The Block Diagram shows the RGPIO "inside" the CPU block. That implies that DMA can't access it.
The documentation for the RGPIOBAR register states for the "V" bit that "Processor accesses of the RGPIO are enabled". The only other control bit determines if user-space access is allowed. That can be assumed to be Processor User Space access. So that seems to say "no".
Check the documentation for the SRAM. It is Dual Ported and has to have a dedicated "back door" to allow access from peripherals via a port on the Crossbar Switch. The RGPIO doesn't have this.
Look at the diagram of the Crossbar Switch in section "14.1 Overview". There are "Master" and "Slave" ports. Only Masters can access Slaves. The SRAM "backdoor" is a Slave port. The RGPIO device is on the Master side of that Crossbar, so it is impossible for any other devices to access it.
If you've ever timed the DMAC you'll probably find it is quite slow when compared with the CPU. So If you're finding it slow when accessing the GPIO registers, it is probably more to do with the DMAC than the GPIO access. Probably both.
Register access on these CPUs is very slow. Here are previous posts showing the V2 CPUs take 12 clocks and implying the V4 ones (your one) are worse than that:
https://community.nxp.com/message/62228#62228
https://community.nxp.com/message/307212#307212
https://community.freescale.com/message/42042#42042
http://permalink.gmane.org/gmane.comp.hardware.motorola.microcontrollers.coldfire/8056
And since gmane is not "permanent" any more, it is lucky that I copied the relevant text into two of the above posts.
Programming the DMAC is going to hit the same "slow register access problems" as getting to anything else.
> I have tried to change the RGPIO_DATA register from interrupt instead of DMA and it
> works but it is not so fast (2us) as i need.
This is a 250MHz CPU. If your interrupt service routine it taking longer than 500 CPU instructions to take the interrupt and write to one register then you've got something badly wrong there.

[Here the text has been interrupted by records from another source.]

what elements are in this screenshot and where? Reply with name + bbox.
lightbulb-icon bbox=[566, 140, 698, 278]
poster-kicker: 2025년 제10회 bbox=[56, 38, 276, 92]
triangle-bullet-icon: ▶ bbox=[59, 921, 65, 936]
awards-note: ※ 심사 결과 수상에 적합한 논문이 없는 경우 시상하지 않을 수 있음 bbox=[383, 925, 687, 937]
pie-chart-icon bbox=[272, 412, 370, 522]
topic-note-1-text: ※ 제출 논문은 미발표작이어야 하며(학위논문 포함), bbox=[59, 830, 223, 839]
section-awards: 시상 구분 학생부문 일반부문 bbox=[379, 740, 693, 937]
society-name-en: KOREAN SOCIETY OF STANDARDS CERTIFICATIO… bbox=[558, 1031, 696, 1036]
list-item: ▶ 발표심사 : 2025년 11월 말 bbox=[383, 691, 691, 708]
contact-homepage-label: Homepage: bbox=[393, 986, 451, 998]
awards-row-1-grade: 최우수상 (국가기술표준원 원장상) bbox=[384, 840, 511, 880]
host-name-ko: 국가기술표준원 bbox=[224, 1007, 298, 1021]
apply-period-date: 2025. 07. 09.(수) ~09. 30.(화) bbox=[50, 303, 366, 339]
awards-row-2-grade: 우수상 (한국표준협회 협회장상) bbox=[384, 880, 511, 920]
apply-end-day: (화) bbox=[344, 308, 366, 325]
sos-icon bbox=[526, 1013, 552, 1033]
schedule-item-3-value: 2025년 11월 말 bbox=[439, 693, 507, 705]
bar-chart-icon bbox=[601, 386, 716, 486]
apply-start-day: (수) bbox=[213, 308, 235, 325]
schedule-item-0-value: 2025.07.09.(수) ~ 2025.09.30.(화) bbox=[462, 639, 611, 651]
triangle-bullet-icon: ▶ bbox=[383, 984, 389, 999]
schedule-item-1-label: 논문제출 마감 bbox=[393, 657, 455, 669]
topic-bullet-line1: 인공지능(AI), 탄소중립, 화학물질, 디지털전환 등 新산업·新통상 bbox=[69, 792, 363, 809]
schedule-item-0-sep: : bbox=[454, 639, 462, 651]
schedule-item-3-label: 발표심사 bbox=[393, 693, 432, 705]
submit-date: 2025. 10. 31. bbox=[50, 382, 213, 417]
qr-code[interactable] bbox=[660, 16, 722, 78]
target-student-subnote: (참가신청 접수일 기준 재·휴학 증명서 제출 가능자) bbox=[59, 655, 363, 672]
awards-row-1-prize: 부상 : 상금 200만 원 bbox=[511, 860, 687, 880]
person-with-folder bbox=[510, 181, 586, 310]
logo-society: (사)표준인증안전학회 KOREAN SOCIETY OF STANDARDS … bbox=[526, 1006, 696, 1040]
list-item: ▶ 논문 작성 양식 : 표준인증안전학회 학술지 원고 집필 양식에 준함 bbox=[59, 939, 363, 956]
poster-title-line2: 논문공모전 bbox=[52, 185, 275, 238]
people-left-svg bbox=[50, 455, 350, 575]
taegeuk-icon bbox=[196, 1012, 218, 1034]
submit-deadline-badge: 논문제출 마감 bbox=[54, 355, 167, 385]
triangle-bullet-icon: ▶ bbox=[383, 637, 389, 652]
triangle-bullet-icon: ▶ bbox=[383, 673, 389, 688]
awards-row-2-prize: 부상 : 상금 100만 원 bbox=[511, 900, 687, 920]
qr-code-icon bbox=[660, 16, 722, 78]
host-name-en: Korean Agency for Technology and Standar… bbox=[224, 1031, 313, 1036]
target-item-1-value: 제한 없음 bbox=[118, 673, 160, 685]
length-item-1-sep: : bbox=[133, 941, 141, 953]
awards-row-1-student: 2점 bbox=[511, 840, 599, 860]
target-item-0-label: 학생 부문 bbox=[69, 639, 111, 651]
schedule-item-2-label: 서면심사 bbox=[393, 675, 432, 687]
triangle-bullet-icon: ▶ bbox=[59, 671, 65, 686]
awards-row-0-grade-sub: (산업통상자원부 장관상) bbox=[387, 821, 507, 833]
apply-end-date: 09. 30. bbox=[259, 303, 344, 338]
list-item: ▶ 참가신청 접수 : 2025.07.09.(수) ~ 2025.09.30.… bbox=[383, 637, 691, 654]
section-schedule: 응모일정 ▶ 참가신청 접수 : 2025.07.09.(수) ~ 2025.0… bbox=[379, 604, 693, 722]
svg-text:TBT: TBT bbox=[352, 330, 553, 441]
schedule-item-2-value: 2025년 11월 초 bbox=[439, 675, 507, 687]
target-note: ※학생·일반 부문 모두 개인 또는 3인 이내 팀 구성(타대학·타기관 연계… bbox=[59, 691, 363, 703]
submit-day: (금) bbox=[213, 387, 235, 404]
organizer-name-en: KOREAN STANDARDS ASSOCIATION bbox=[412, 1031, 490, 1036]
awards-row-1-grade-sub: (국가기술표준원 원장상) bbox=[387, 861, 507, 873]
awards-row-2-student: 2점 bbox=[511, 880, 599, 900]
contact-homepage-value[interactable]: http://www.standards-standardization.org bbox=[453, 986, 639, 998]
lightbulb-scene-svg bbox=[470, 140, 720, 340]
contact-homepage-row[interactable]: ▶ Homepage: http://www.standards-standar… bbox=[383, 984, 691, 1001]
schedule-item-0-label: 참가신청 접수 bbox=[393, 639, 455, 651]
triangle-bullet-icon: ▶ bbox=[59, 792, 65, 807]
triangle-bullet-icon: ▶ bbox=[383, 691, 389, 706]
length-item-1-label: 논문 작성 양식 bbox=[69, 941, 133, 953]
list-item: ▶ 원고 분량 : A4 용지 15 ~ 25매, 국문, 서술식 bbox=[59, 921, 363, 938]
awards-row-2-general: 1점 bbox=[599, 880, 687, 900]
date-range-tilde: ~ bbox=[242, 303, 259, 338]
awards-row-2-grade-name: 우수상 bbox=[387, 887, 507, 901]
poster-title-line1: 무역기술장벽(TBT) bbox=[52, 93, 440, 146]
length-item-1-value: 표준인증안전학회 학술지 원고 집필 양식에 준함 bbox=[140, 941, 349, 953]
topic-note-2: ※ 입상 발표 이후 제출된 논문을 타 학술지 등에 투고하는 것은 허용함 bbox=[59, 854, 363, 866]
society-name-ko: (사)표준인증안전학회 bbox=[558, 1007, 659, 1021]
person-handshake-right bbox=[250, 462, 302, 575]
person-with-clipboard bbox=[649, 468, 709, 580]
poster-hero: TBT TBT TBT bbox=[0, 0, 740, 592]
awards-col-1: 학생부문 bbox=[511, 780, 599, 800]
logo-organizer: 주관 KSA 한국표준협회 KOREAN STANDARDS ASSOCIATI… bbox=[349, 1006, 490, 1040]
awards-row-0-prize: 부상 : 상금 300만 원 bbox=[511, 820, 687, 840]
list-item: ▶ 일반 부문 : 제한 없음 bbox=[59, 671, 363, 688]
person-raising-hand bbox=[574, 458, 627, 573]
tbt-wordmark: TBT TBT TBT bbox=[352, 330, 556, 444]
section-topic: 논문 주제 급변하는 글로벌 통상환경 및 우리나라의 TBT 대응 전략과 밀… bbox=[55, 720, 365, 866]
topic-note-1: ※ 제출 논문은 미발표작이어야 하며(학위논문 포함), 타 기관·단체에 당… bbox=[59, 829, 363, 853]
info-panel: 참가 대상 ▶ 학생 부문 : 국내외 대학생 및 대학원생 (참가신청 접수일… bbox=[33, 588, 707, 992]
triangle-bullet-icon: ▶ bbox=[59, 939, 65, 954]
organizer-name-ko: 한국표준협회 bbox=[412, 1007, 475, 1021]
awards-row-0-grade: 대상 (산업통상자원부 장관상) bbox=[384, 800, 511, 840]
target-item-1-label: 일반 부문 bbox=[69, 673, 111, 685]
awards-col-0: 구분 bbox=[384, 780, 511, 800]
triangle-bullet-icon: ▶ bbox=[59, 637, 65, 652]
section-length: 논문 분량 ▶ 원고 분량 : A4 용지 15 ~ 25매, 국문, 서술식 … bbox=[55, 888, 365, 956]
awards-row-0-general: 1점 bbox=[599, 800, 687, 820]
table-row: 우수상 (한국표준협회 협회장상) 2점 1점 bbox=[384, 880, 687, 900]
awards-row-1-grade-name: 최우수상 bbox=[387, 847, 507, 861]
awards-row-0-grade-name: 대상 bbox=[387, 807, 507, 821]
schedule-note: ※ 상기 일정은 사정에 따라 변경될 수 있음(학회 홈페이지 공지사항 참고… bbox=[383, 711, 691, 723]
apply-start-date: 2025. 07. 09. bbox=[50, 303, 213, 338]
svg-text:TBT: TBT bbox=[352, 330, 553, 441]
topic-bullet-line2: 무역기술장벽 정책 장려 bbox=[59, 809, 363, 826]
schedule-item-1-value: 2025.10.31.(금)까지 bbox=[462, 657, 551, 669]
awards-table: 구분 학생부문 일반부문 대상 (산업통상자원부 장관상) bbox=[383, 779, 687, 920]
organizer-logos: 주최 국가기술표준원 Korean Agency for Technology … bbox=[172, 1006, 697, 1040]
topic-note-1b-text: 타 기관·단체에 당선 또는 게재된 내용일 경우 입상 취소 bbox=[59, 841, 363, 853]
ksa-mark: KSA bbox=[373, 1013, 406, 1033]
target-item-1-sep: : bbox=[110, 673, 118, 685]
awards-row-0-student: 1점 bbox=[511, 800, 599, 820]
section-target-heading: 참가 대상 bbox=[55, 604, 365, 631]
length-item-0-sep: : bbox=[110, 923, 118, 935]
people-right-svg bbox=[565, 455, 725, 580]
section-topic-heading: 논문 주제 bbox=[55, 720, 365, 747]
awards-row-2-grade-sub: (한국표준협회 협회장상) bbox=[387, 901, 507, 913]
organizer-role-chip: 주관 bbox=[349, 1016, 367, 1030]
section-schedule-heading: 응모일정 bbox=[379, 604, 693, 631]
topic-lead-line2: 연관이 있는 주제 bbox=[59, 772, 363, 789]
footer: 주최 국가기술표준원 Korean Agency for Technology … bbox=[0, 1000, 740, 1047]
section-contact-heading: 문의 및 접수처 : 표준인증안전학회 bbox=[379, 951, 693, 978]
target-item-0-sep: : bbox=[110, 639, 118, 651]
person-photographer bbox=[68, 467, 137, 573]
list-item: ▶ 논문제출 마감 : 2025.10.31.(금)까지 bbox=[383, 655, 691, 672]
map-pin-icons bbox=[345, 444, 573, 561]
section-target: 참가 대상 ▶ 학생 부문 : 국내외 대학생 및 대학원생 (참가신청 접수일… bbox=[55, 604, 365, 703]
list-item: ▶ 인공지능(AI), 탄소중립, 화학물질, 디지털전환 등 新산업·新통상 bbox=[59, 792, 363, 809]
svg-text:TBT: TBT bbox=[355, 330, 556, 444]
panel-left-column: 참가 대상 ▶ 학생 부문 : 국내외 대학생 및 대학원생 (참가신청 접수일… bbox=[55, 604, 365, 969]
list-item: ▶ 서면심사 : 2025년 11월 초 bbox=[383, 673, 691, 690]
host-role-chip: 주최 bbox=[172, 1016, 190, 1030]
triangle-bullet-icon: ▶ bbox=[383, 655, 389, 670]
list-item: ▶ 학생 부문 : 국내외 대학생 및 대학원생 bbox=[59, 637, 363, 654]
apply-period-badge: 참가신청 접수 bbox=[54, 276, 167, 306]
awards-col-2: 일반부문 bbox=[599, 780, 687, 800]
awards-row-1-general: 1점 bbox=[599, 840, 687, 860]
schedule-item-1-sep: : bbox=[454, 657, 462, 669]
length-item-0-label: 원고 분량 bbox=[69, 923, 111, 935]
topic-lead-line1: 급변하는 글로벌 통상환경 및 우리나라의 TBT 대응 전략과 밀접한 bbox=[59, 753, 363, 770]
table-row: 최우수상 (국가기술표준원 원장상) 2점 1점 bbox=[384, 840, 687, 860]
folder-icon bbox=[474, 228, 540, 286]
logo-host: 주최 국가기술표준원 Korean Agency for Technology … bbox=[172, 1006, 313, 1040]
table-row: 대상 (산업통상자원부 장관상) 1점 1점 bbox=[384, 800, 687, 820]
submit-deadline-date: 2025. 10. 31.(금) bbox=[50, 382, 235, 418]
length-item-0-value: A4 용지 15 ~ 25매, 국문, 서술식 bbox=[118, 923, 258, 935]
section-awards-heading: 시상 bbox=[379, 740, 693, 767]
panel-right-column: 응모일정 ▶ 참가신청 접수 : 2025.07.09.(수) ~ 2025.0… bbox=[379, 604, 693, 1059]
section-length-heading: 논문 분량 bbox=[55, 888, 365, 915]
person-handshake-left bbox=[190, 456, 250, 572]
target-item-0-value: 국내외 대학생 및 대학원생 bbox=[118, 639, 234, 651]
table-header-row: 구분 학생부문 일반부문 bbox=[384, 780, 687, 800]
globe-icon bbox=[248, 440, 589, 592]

The code is either stunningly inefficient, or the CPU is limping along at a fraction of its proper rate. So which one it is? Is the CPU running properly and at the right clock rate? Is the Cache enabled? What RAM are you using, internal or external? Where's the CPU Stack? It should be in the internal 64k Static RAM. That makes interrupts run faster.
You should be able to get from the interrupt to writing the pin in less than 50 instructions which should be able to execute in slightly more (due to cache loading) than 50 clocks, or 200 nanoseconds.
You should be using multi-level interrupts with the one you need to be fast at a higher CPU priority (say Level 6) than any of the other ones, and all of the rest of the system should be set up so that interrupt routines can interrupt other ones.
Are you running Linux on it? Give up any thought of "real time" if you are. Linux doesn't usually understand or support multi-level interrupts either.
If the "5th falling edge" is know to happen at a pretty constant time after the fourth edge, then you can take the interrupt on the 4th one (or 3rd or the rising edge before the 5th falling one) and then just sit in the interrupt routine, polling for that 5th falling edge. You'll be able to write to the RGPIO pin in two or three clocks (at 250MHz) after detecting that edge. Which should be connected to an RGPIO Input pin. If you can't hack that latency, then make that a low-priority interrupt so more important ones can interrupt it. But you then have to guarantee all higher priority interrupts will all complete in less than 2us.
Tom